Barley is increasingly imported from England and beyond; few distilleries malt their own barley (4); few bottle on site (3); and few use local water for bottling dilution (3).

Today there is precious little, aside from location of the physical stills, the maturing warehouse, and the local water used in mashing that gives a whisky an authentic sense of place – yet, there is something undeniable that separates one whisky from another.

The region in which a distillery stands has nothing to do with this difference as regional designations give us no clue as to what to expect from a whisky. Highly peated drams can be found in Speyside, while delicate drams are available from Islay.

Moreover, I’m just not a fan of the regional designations – I can buy into them from an historical and geographical basis, but for little more.

The growing use of the term "Islands" particularly irks me.

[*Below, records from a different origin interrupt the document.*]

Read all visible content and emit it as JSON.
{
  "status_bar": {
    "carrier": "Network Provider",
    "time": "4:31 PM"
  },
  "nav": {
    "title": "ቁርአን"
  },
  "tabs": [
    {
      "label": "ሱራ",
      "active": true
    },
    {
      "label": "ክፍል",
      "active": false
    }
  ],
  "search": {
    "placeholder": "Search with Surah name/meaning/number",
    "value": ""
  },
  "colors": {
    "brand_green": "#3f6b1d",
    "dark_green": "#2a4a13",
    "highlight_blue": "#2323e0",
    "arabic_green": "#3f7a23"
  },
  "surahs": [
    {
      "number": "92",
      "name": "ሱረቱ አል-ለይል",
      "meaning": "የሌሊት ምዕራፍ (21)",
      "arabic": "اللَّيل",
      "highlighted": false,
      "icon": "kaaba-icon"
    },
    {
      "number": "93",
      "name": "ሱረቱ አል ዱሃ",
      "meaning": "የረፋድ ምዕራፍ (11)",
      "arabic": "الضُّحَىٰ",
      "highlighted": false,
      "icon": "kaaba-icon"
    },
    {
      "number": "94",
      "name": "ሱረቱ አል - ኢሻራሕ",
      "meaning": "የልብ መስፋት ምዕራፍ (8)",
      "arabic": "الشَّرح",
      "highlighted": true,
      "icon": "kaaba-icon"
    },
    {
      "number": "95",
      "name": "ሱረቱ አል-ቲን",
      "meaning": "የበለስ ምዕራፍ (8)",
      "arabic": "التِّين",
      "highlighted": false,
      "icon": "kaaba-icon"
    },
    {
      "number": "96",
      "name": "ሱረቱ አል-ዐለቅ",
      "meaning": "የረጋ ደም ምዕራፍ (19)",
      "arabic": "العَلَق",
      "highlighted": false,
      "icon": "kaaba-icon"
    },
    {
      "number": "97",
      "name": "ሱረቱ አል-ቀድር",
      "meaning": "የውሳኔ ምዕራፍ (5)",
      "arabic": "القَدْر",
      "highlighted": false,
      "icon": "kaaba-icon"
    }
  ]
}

From The Instant Expert’s Guide to Single Malt Scotch (upcoming 2nd edition):

Fairly recently, there has been a movement to define a new region called the “Islands.” The term refers to all of the whisky-producing islands (except Islay) of Scotland – Skye, Jura, Orkney, Arran, & Mull. These islands are geographically dispersed around the perimeter of Scotland and because of this, as well as the lack of an identifiable style among the distilleries, I don’t treat them a separate region, but include them instead with the Highlands.

I asked Jim Murray (well-known whisky expert and author of Jim Murray’s Whisky Bible) his views on the Islands:

“Islands. No, I have never regarded them as a region mainly because their styles do vary. No other island, for instance, produces the honey thread one finds in both Highland Park and Scapa. Some island whiskies produce recently peated drams, like on Jura and Mull; and historically like on Skye. And where does Arran fit in with those? Doesn’t really.”

So, if regional designations mean nothing, what makes one distillery different than another?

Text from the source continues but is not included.